A subgroup $G\subset {\mathrm{Diff}}_{+}^1([0,1])$ is $C^1$-close to the identity if there is a sequence $h_n\in {\mathrm{Diff}}_{+}^1([0,1])$ such that the conjugates $h_{n}g{h}_n^{-1}$ tend to the identity for the $C^1$-topology, for every $g\in G$. This is equivalent to the fact that $G$ can be embedded in the $C^1$-centralizer of a $C^1$-contraction of $[0,+\infty )$ (see [6] and Theorem 1.1).

We first describe the topological dynamics of groups $C^1$-close to the identity. Then, we show that the class of groups $C^1$-close to the identity is invariant under some natural dynamical and algebraic extensions.

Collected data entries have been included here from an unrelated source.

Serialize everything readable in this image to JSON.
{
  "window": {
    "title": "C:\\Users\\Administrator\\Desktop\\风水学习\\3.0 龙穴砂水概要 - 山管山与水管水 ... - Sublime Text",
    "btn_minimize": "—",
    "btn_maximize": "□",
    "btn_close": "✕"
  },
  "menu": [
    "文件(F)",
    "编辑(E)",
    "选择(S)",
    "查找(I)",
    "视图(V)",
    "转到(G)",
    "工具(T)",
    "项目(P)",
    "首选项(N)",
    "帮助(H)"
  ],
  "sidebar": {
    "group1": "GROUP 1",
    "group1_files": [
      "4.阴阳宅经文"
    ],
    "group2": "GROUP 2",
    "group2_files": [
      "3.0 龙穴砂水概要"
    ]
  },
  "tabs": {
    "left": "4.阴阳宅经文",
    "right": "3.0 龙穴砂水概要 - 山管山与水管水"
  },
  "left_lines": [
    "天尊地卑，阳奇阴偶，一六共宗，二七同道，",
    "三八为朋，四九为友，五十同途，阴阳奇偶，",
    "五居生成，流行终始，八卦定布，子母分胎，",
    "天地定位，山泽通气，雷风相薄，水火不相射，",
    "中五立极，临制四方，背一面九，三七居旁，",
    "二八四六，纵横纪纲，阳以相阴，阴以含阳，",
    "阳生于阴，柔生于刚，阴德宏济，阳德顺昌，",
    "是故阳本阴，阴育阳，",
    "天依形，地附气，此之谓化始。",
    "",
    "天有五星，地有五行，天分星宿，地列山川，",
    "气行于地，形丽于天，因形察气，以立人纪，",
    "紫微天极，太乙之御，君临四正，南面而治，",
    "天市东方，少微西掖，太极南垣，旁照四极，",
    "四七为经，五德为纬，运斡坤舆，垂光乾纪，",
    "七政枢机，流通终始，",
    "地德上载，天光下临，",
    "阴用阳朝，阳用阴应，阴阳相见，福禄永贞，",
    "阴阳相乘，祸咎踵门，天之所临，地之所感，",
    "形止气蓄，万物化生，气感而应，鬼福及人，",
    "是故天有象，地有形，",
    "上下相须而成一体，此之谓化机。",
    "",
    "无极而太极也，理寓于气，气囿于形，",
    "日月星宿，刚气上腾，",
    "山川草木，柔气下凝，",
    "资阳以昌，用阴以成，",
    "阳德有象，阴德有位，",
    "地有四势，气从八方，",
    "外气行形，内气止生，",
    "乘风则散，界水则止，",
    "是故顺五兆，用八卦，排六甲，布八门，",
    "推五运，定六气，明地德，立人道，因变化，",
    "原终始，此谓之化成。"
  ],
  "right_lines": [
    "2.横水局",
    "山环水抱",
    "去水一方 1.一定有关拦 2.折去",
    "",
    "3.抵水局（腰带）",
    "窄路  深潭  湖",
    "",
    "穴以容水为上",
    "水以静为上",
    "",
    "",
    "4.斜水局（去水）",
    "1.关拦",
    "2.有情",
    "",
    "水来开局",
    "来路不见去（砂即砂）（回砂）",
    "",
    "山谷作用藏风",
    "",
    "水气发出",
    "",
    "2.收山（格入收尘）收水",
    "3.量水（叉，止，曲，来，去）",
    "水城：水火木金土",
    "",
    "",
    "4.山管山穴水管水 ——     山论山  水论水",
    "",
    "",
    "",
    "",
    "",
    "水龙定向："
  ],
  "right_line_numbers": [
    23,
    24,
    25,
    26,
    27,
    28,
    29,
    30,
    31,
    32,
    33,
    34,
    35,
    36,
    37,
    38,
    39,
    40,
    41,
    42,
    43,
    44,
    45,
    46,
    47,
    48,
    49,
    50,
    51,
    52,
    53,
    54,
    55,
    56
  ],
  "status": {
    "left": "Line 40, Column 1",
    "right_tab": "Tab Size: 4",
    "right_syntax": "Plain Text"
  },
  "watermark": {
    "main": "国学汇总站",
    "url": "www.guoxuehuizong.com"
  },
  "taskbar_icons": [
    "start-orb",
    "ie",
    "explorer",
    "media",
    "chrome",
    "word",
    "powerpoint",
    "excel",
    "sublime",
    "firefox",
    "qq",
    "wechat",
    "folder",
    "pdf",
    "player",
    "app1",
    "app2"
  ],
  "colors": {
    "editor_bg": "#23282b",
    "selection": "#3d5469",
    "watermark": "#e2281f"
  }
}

As a consequence, we can describe a large class of groups $G\subset {\mathrm{Diff}}_{+}^1([0,1])$ whose topological dynamics implies that they are $C^1$-close to the identity.

This allows us to show that the free group ${\mathbb{F}}_2$ admits faithful actions which are $C^1$-close to the identity. In particular, the $C^1$-centralizer of a $C^1$-contraction may contain free groups.